This article relates to a point I’ve tried to make for years to other IT people and they mostly just
don’t seem to get it.
Complexity creates its own problems. The more complicated you make a network with redundancy and failover features, the fewer people understand it. Sure, I can create a network and server design so complex that only I can manage it but what then?
A lot of IT people are obsessed with cleverness. I am obsessed with things working right as simply as possible.
In general when I design a network or server infrastructure, I make some use of well-supported failover or redundancy features for absolutely critical infrastructure that the business can’t be without for even a few minutes.
For everything else I try to make it as simple as possible so that if something goes wrong, even a helpdesk worker can fix it while I am away.

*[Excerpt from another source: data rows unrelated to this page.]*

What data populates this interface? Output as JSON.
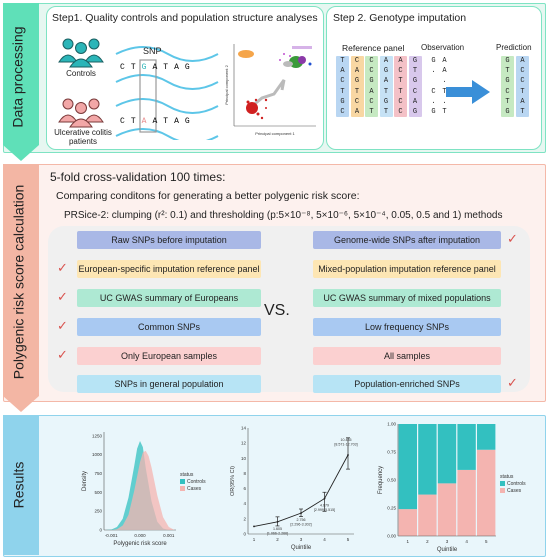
{
  "sections": {
    "data_processing": "Data processing",
    "prs_calc": "Polygenic risk score calculation",
    "results": "Results"
  },
  "colors": {
    "band1": "#e6f7f1",
    "band1_border": "#7ee3c3",
    "band2": "#fdf1ee",
    "band2_border": "#f4b8a8",
    "band3": "#e9f6fb",
    "band3_border": "#8fd3ec",
    "controls": "#33c0c0",
    "cases": "#f4b4b0"
  },
  "step1": {
    "title": "Step1. Quality controls and population structure analyses",
    "snp_label": "SNP",
    "controls": "Controls",
    "cases_line1": "Ulcerative colitis",
    "cases_line2": "patients",
    "seq_top": [
      "C",
      "T",
      "G",
      "A",
      "T",
      "A",
      "G"
    ],
    "seq_bottom": [
      "C",
      "T",
      "A",
      "A",
      "T",
      "A",
      "G"
    ],
    "pca_xlabel": "Principal component 1",
    "pca_ylabel": "Principal component 2"
  },
  "step2": {
    "title": "Step 2. Genotype imputation",
    "reference_panel": "Reference panel",
    "observation": "Observation",
    "prediction": "Prediction",
    "reference_columns": [
      {
        "color": "#b9d6f2",
        "letters": [
          "T",
          "A",
          "C",
          "T",
          "G",
          "C"
        ]
      },
      {
        "color": "#f8d7a3",
        "letters": [
          "C",
          "A",
          "G",
          "T",
          "C",
          "A"
        ]
      },
      {
        "color": "#c6e9c2",
        "letters": [
          "C",
          "C",
          "G",
          "A",
          "C",
          "T"
        ]
      },
      {
        "color": "#c6e2f5",
        "letters": [
          "A",
          "G",
          "A",
          "T",
          "G",
          "T"
        ]
      },
      {
        "color": "#f4c1c7",
        "letters": [
          "A",
          "C",
          "T",
          "T",
          "C",
          "C"
        ]
      },
      {
        "color": "#d8c8ec",
        "letters": [
          "G",
          "T",
          "G",
          "C",
          "A",
          "G"
        ]
      }
    ],
    "observation_columns": [
      [
        "G",
        ".",
        "",
        "C",
        ".",
        "G"
      ],
      [
        "A",
        "A",
        ".",
        "T",
        ".",
        "T"
      ]
    ],
    "prediction_columns": [
      {
        "color": "#c6e9c2",
        "letters": [
          "G",
          "T",
          "G",
          "C",
          "T",
          "G"
        ]
      },
      {
        "color": "#b9d6f2",
        "letters": [
          "A",
          "C",
          "C",
          "T",
          "A",
          "T"
        ]
      }
    ]
  },
  "prs": {
    "line1": "5-fold cross-validation 100 times:",
    "line2": "Comparing conditons for generating a better polygenic risk score:",
    "line3": "PRSice-2: clumping (r²: 0.1) and thresholding (p:5×10⁻⁸, 5×10⁻⁶, 5×10⁻⁴, 0.05, 0.5 and 1) methods",
    "vs": "VS.",
    "left_options": [
      {
        "label": "Raw SNPs before imputation",
        "color": "#a9b8e6",
        "checked": false
      },
      {
        "label": "European-specific imputation reference panel",
        "color": "#fde6b4",
        "checked": true
      },
      {
        "label": "UC GWAS summary of Europeans",
        "color": "#aee9d3",
        "checked": true
      },
      {
        "label": "Common SNPs",
        "color": "#a9c9f2",
        "checked": true
      },
      {
        "label": "Only European samples",
        "color": "#fbd0d0",
        "checked": true
      },
      {
        "label": "SNPs in general population",
        "color": "#b7e4f5",
        "checked": false
      }
    ],
    "right_options": [
      {
        "label": "Genome-wide SNPs after imputation",
        "color": "#a9b8e6",
        "checked": true
      },
      {
        "label": "Mixed-population imputation reference panel",
        "color": "#fde6b4",
        "checked": false
      },
      {
        "label": "UC GWAS summary of mixed populations",
        "color": "#aee9d3",
        "checked": false
      },
      {
        "label": "Low frequency SNPs",
        "color": "#a9c9f2",
        "checked": false
      },
      {
        "label": "All samples",
        "color": "#fbd0d0",
        "checked": false
      },
      {
        "label": "Population-enriched SNPs",
        "color": "#b7e4f5",
        "checked": true
      }
    ],
    "checkmark": "✓"
  },
  "chart_data": [
    {
      "type": "area",
      "xlabel": "Polygenic risk score",
      "ylabel": "Density",
      "x_ticks": [
        "-0.001",
        "0.000",
        "0.001"
      ],
      "y_ticks": [
        "0",
        "250",
        "500",
        "750",
        "1000",
        "1250"
      ],
      "ylim": [
        0,
        1300
      ],
      "legend_title": "status",
      "legend_position": "right",
      "series": [
        {
          "name": "Controls",
          "color": "#33c0c0",
          "x": [
            -0.0012,
            -0.001,
            -0.0008,
            -0.0006,
            -0.0004,
            -0.0002,
            -0.0001,
            0.0,
            0.0001,
            0.0002,
            0.0004,
            0.0006,
            0.0008,
            0.001
          ],
          "y": [
            0,
            5,
            40,
            150,
            430,
            850,
            1080,
            1180,
            1100,
            820,
            380,
            110,
            20,
            0
          ]
        },
        {
          "name": "Cases",
          "color": "#f4b4b0",
          "x": [
            -0.001,
            -0.0008,
            -0.0006,
            -0.0004,
            -0.0002,
            0.0,
            0.0001,
            0.0002,
            0.0003,
            0.0004,
            0.0006,
            0.0008,
            0.001,
            0.0012
          ],
          "y": [
            0,
            10,
            60,
            200,
            520,
            900,
            1030,
            1050,
            980,
            830,
            460,
            170,
            40,
            0
          ]
        }
      ]
    },
    {
      "type": "line",
      "xlabel": "Quintile",
      "ylabel": "OR(95% CI)",
      "x": [
        1,
        2,
        3,
        4,
        5
      ],
      "y_ticks": [
        "0",
        "2",
        "4",
        "6",
        "8",
        "10",
        "12",
        "14"
      ],
      "ylim": [
        0,
        14
      ],
      "values": [
        1.0,
        1.605,
        2.756,
        4.679,
        10.435
      ],
      "ci_low": [
        1.0,
        1.066,
        2.296,
        2.999,
        8.571
      ],
      "ci_high": [
        1.0,
        2.266,
        3.302,
        5.515,
        12.703
      ],
      "labels": [
        "",
        "1.605\n[1.066-2.266]",
        "2.756\n[2.296-3.302]",
        "4.679\n[2.999-5.515]",
        "10.435\n[8.571-12.703]"
      ]
    },
    {
      "type": "bar",
      "xlabel": "Quintile",
      "ylabel": "Frequency",
      "categories": [
        "1",
        "2",
        "3",
        "4",
        "5"
      ],
      "y_ticks": [
        "0.00",
        "0.25",
        "0.50",
        "0.75",
        "1.00"
      ],
      "ylim": [
        0,
        1
      ],
      "stacked": true,
      "legend_title": "status",
      "legend_position": "right",
      "series": [
        {
          "name": "Cases",
          "color": "#f4b4b0",
          "values": [
            0.24,
            0.37,
            0.47,
            0.59,
            0.77
          ]
        },
        {
          "name": "Controls",
          "color": "#33c0c0",
          "values": [
            0.76,
            0.63,
            0.53,
            0.41,
            0.23
          ]
        }
      ]
    }
  ]
}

For instance, instead of a complicated dual redundant everything stack of non-core switches connected to dual firewalls, if the business can stand three minutes of downtime why not just have a backup firewall pre-configured on a shelf? Or a switch?
Swap it and and done. Even a helpdesk worker can do this whereas if there’s 3-4 different connection paths, complicated routing and (as is usually the case) poor documentation, then not even junior sysadmins can do the job – especially if anything on the network changes and is not documented which happens all the time.
If it’s a holiday or someone knowledgeable is away – as has also happened to me more than once – if something in your very-complex network goes down and isn’t handled by failover or redundancy, the business might be down for hours instead of minutes.
This is the fault of the complexity directly. Networks and servers should be resilient in two dimensions: technologically and comprehensibility.
For anything in small- to medium businesses that isn’t absolutely critical (can’t stand more than five minutes downtime a year) simpler is often much better.